Si querían jugar con los otros niños debían ayudarles antes a cuidar a sus hermanos más pequeños, trabajar en los huertos familiares, reparar las frágiles viviendas, siempre necesitadas de atención, o apacentar ganado en las laderas del monte de San Jorge, porque sus padres necesitaban la mano de obra de los más pequeños. Jugaban a la guerra contra los musulmanes con espadas de madera, y sorteaban los bandos, pues nadie quería combatir por los herejes. Un día, subidos a la galería de madera que circulaba el torreón donde jugaban a avistar moros, Fernán, un chicarrón fuerte y pecoso que conocía las leyendas de los santos del pueblo, les dijo a los Guzmanes:
—Vosotros seréis caballeros, como san Jorge o san Sebastián.

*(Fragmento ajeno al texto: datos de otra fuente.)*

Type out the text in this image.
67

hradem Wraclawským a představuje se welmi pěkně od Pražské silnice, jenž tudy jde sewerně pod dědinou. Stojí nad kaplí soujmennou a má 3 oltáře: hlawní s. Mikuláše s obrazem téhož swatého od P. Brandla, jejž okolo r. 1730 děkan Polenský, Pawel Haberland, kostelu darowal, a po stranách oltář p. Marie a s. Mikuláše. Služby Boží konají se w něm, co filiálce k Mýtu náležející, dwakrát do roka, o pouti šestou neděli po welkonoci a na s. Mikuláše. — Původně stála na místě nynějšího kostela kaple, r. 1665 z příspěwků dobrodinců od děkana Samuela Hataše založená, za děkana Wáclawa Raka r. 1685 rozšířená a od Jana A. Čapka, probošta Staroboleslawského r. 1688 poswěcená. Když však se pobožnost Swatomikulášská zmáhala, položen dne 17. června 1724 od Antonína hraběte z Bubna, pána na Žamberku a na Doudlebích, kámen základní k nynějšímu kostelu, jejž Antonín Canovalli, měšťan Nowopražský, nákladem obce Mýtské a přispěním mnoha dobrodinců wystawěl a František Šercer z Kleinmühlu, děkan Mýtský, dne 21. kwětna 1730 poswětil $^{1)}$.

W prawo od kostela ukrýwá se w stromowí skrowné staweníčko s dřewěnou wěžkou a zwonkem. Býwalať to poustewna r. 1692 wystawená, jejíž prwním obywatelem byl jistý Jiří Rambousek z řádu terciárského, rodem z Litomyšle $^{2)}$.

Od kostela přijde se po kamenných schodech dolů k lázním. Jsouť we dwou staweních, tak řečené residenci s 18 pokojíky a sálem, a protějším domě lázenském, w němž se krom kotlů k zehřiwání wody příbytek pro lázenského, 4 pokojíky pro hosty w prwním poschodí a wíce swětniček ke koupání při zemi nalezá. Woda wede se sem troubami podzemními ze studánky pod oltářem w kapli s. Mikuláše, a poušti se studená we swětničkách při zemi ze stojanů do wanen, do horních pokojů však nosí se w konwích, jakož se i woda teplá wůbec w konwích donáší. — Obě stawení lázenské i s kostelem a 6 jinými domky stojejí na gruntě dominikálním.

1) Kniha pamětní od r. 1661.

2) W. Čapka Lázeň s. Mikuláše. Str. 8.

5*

Pero quedó muy sorprendido cuando Antonio, el primogénito, que conocía las intenciones de sus progenitores, le contestó negando sus palabras:
—No es cierto lo que decís, porque nuestros padres han decidido que no nos dediquemos a las armas, sino que seamos clérigos, como algunos tíos de nuestra madre.
Y es que Juana siempre había querido que sus hijos se ordenaran sacerdotes. Sabía que la decisión no sería suya, sino de su marido, por lo que un día decidió manifestarle sus ilusiones y conocer sus intenciones.
—No sé lo que tenéis pensado para nuestros hijos, pero Antonio ya tiene seis años y habrá que reflexionar sobre su educación futura. Vuestra familia ha dado grandes caballeros a Castilla, pero la Iglesia está muy necesitada de sacerdotes cultos y santos. A mí me gustaría que se dedicaran a Dios.
—Yo también lo he meditado y la verdad es que estoy un poco desilusionado de los caballeros que veo en mi entorno. Algunos se venden al mejor postor, ya sea al rey de Navarra o al de Aragón, incluso los hay que ponen sus armas a favor de algún reyezuelo musulmán, como Fernán de Burgos, que se ha ido con sus tropas a Murcia. Al fin y al cabo, no hay mayor rey que Jesucristo ni mayor causa que la suya, con lo que estoy de acuerdo con vuestros deseos –dijo don Félix–. Pero no hay que descartar una nueva posibilidad intermedia, porque un tal Raimundo, que era abad de Fitero, acaba de fundar la orden de Calatrava para defender la ciudad, recientemente conquistada a los musulmanes, y está teniendo mucha afluencia de monjes soldados.
No sabía don Félix, en aquel momento, que su hijo Antonio se haría caballero calatravo y serviría en un hospital de la orden como sacerdote.
—Creo –continuó diciendo– que en Silos tienen una escuela de oblatos para preparar a los jóvenes. Preguntad la próxima vez que vayáis al monasterio, pues, una vez preparados, nuestros hijos decidirán si prefieren servir a Dios en el claustro o combatiendo contra herejes en una orden de caballería.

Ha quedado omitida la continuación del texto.